My will, especially when it comes to dealing with quotidian human situations, has been paralysed for the past 45 years, and every confrontation, when forced upon me by the mere act of living, of being, of breathing and therefore of being, becomes repugnant to the extreme, tiresomely unwelcome, as undeserved. I live in a miasma of paradoxes, where to act becomes an error, as much as not to act.

Arjuna's Kurukshetra had an alibi called Krishna. I divested myself of all alibis in the stupid pursuit of intellectual integrity in my evolution, without compromising fairness to others who chose not to, or plainly, did not evolve, even if it crippled me. I have no Krishna, although, astonishingly, I do not have just one Kurukshetra, but a million.

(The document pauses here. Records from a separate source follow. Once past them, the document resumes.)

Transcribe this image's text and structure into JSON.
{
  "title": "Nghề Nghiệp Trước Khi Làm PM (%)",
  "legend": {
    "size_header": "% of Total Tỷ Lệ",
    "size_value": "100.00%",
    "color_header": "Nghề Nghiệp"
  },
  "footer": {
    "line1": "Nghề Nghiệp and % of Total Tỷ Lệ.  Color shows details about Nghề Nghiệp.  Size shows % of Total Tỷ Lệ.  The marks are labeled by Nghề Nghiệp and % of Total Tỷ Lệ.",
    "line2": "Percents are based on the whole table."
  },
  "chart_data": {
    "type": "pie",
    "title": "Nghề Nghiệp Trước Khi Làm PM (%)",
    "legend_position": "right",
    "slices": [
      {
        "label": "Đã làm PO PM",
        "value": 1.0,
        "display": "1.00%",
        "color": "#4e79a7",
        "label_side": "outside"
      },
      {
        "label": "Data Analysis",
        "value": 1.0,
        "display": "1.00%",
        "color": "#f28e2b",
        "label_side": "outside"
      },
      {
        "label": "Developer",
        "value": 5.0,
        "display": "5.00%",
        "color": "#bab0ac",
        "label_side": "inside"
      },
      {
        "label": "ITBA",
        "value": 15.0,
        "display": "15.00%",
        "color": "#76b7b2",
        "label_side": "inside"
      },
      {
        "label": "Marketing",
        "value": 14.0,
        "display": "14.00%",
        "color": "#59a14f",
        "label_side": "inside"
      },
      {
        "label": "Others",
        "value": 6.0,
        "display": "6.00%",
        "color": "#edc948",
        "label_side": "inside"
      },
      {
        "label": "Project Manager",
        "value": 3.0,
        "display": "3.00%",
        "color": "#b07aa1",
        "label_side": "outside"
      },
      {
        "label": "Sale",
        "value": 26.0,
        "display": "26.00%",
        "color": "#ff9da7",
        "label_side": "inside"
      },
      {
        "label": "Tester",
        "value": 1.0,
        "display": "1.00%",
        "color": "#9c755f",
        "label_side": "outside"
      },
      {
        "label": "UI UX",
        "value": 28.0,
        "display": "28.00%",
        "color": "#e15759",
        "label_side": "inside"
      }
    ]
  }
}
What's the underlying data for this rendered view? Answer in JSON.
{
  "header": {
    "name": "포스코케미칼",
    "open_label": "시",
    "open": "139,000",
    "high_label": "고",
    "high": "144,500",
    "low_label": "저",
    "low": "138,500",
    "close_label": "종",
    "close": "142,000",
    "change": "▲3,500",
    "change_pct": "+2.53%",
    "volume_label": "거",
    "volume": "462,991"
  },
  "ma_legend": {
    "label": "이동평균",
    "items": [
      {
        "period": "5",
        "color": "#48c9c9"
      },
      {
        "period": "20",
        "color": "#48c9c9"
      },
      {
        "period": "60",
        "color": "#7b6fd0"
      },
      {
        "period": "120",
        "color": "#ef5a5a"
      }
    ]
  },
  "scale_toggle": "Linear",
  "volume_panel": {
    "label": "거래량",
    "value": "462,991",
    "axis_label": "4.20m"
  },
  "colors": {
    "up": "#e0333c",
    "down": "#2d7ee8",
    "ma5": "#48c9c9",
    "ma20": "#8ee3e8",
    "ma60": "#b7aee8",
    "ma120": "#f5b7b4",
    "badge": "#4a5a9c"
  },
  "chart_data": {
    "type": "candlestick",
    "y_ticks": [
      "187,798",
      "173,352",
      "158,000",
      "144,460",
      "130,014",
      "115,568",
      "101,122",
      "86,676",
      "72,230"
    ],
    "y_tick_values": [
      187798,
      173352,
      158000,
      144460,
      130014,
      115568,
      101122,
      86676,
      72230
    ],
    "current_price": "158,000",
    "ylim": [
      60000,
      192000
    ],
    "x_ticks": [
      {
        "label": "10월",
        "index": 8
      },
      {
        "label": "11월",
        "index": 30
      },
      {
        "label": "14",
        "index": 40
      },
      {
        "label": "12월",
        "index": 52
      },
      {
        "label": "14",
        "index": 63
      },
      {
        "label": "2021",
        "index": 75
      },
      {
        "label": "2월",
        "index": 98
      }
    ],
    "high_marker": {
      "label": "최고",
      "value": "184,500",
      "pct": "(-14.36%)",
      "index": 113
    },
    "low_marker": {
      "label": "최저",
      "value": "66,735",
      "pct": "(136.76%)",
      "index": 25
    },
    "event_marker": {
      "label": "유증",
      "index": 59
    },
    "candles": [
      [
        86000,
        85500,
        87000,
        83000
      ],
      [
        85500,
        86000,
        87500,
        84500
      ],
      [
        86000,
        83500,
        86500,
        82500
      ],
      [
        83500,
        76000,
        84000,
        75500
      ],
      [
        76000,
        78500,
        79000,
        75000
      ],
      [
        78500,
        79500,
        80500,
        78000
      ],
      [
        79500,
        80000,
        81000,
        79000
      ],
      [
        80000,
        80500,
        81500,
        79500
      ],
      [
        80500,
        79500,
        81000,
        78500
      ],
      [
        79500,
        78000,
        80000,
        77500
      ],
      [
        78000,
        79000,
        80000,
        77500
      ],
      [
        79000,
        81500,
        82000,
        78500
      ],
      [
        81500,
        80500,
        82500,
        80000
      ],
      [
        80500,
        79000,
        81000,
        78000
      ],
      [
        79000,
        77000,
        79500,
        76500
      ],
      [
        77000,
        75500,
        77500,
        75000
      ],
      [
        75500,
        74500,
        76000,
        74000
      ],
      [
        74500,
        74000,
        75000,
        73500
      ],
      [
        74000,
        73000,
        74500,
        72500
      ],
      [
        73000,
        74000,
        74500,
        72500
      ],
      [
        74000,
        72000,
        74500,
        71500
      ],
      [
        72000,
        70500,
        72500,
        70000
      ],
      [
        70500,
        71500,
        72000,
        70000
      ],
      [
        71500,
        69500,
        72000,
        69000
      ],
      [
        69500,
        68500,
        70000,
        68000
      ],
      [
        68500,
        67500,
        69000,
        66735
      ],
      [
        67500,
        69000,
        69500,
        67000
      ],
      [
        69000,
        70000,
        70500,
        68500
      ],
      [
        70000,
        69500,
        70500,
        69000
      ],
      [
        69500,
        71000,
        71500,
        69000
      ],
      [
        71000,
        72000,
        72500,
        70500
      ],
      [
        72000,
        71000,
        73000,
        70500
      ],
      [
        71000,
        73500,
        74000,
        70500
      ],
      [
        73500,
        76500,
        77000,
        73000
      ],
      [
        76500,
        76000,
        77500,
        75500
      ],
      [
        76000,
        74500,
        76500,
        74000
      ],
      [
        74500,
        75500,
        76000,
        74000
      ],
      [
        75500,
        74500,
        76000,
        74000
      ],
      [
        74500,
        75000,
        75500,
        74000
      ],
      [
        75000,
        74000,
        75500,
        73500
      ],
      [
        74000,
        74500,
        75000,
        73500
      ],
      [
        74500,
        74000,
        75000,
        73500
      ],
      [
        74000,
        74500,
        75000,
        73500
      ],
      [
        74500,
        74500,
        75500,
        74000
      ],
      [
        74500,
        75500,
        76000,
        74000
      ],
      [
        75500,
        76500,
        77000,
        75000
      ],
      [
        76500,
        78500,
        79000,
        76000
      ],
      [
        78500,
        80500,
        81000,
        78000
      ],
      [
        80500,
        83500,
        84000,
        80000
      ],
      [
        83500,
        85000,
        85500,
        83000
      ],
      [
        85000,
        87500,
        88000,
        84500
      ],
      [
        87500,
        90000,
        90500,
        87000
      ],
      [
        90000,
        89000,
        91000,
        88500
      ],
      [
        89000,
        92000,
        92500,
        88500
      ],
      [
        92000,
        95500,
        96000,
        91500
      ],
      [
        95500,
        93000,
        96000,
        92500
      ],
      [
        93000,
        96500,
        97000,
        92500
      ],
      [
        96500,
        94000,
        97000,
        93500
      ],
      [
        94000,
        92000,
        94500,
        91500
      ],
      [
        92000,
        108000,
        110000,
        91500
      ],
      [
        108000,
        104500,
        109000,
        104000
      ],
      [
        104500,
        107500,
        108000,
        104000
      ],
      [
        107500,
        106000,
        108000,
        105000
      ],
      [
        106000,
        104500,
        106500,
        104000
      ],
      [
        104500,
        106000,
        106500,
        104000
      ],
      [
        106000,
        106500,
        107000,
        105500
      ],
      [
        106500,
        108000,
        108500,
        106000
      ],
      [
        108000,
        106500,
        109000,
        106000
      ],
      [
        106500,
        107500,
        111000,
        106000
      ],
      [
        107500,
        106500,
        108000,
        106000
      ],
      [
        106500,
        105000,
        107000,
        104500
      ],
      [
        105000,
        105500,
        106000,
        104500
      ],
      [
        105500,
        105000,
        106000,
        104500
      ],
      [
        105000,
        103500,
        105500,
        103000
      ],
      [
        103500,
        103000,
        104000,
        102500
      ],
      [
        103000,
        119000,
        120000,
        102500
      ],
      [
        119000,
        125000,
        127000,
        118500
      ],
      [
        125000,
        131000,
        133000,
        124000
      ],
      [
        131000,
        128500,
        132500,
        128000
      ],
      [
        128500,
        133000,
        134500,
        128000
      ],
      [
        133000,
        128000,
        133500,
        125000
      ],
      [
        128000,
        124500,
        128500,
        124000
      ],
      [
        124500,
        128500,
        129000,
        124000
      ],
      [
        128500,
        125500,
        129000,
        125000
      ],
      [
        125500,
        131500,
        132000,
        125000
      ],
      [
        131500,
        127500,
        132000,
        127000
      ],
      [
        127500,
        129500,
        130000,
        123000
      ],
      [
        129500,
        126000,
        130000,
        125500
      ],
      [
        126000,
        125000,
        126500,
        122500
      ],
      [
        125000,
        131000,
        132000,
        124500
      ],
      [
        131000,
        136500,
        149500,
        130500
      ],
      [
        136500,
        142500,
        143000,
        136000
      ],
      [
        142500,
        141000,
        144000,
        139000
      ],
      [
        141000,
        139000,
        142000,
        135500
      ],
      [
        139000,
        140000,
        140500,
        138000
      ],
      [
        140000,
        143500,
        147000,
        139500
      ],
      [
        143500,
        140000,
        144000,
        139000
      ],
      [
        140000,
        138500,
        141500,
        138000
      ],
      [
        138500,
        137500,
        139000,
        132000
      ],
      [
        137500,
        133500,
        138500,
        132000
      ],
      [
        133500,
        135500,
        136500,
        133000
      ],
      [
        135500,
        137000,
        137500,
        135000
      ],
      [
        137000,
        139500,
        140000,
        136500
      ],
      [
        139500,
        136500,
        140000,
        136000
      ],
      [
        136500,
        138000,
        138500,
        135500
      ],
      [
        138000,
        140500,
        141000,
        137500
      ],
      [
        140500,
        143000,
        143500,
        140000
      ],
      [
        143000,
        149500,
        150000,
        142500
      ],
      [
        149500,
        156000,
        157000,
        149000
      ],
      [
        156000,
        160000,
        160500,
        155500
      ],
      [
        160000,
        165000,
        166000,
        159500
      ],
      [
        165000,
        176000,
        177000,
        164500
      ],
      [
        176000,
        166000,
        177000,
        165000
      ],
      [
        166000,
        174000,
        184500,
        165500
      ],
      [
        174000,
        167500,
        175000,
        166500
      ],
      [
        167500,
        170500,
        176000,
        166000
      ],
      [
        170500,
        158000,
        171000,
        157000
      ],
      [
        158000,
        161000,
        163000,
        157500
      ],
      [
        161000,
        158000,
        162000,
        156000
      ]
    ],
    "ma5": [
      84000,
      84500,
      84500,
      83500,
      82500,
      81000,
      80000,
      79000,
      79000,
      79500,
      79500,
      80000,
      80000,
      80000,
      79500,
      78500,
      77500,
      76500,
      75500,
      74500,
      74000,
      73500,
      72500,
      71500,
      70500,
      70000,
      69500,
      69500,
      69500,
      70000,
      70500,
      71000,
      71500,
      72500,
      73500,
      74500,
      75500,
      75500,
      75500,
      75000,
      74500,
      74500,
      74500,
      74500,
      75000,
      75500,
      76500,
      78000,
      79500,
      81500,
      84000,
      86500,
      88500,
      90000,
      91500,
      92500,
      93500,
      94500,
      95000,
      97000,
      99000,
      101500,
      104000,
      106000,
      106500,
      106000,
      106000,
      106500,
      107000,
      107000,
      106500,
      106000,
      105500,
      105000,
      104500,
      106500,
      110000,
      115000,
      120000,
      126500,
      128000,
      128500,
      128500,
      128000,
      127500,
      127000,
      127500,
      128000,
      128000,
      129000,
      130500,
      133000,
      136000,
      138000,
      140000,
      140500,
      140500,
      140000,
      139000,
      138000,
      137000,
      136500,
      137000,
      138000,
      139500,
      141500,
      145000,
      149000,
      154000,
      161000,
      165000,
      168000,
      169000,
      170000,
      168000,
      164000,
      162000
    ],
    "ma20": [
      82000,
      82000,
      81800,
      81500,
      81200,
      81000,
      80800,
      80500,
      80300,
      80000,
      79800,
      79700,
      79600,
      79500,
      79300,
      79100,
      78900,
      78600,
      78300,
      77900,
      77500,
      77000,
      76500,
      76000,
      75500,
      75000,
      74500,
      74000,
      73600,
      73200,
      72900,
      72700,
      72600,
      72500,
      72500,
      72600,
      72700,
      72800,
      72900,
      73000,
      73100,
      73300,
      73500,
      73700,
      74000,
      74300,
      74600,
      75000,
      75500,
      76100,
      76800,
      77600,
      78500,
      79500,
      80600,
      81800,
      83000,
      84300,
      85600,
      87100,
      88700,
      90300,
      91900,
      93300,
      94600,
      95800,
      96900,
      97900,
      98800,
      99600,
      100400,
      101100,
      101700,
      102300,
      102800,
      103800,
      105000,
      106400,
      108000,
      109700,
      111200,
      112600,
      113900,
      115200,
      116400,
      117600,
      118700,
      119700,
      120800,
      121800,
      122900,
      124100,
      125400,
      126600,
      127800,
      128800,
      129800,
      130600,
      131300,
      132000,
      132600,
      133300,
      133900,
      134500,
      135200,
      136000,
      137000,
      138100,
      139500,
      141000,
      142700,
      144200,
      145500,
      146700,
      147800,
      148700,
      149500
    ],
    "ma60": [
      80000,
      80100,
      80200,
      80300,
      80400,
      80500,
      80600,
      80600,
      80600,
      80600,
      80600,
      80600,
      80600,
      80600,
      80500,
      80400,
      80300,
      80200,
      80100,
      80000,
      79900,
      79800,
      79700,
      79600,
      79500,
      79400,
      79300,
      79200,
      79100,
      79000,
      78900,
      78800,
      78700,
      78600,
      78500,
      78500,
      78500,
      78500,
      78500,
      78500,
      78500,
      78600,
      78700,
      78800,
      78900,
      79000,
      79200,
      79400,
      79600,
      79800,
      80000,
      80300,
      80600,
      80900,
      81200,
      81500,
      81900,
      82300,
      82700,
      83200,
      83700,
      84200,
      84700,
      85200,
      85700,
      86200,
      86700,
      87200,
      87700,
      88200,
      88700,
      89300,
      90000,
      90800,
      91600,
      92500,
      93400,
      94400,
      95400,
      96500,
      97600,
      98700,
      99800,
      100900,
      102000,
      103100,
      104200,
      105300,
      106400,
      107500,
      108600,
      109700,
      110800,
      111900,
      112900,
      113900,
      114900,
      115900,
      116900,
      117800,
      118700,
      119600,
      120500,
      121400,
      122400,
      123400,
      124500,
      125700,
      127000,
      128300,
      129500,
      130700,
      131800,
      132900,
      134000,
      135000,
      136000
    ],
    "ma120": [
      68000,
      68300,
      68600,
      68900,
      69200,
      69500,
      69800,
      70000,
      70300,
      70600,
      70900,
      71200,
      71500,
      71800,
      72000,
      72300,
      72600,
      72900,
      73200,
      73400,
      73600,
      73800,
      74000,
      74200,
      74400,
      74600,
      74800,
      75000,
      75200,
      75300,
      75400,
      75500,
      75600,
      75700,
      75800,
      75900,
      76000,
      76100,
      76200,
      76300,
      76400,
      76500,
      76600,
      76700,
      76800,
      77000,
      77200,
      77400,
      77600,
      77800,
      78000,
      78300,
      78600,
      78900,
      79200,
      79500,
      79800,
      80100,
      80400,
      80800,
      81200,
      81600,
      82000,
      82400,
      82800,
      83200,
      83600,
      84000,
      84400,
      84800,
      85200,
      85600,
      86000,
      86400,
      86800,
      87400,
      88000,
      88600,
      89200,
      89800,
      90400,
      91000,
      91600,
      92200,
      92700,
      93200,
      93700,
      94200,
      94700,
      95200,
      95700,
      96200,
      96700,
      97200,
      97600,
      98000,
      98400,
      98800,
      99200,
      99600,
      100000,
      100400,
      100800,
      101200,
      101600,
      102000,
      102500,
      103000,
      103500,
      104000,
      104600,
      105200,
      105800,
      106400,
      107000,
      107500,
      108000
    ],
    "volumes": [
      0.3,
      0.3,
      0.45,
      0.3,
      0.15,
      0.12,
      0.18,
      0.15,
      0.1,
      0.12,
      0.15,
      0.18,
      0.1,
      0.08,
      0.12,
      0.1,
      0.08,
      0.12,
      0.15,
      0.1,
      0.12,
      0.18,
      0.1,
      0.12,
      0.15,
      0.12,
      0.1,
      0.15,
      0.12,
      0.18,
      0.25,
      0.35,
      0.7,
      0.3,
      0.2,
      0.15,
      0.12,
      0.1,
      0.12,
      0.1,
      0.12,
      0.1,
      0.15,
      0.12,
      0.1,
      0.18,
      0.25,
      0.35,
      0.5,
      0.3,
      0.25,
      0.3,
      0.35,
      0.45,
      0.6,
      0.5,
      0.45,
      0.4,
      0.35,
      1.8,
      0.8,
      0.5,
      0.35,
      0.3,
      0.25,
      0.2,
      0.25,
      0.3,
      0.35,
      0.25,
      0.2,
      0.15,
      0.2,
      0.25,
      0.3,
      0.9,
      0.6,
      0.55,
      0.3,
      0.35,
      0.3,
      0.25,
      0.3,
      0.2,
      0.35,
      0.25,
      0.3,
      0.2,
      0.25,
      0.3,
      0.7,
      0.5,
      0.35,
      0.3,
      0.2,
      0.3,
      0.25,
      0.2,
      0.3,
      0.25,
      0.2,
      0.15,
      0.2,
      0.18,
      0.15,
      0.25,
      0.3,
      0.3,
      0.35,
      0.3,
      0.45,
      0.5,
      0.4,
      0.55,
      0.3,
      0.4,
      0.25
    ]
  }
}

Update: Someone made this comment:

Krishna is not an alibi but a resolution to the anxiety of living.
All you need is love. Redundant? The alternative is insanity.

I replied:

Krishna is cardinal in the epic Mahabharata, as the conscience of all the characters in the narrative, as they played, or did not play, their various roles, treacherous or benevolent. Krishna's recitation of the Gita provided them all with validity, by justifying every lie, duplicity when necessary, even murder. He provided them all with an alibi, to ease every mind of its need to resolve all the contradictions man has to live with.

I would not recommend to anyone not dying or contemplating suicide, to renounce the ability to believe in conscience, to make adjustments with the difference between thought and action, and to derive respite from alibis.

What I wrote was a lament over my failure, very early in life, to retain this ability. If, therefore, your definition, and your understanding of it, are universally acceptable, then I am insane.

But remember yet again: I was not making recommendations to other people, or preaching to them. I was only describing my situation. You are welcome to your abilities, which you employ in the conduct of your life, as are others. My permission is unquestionably not only not sought, but definitely not required.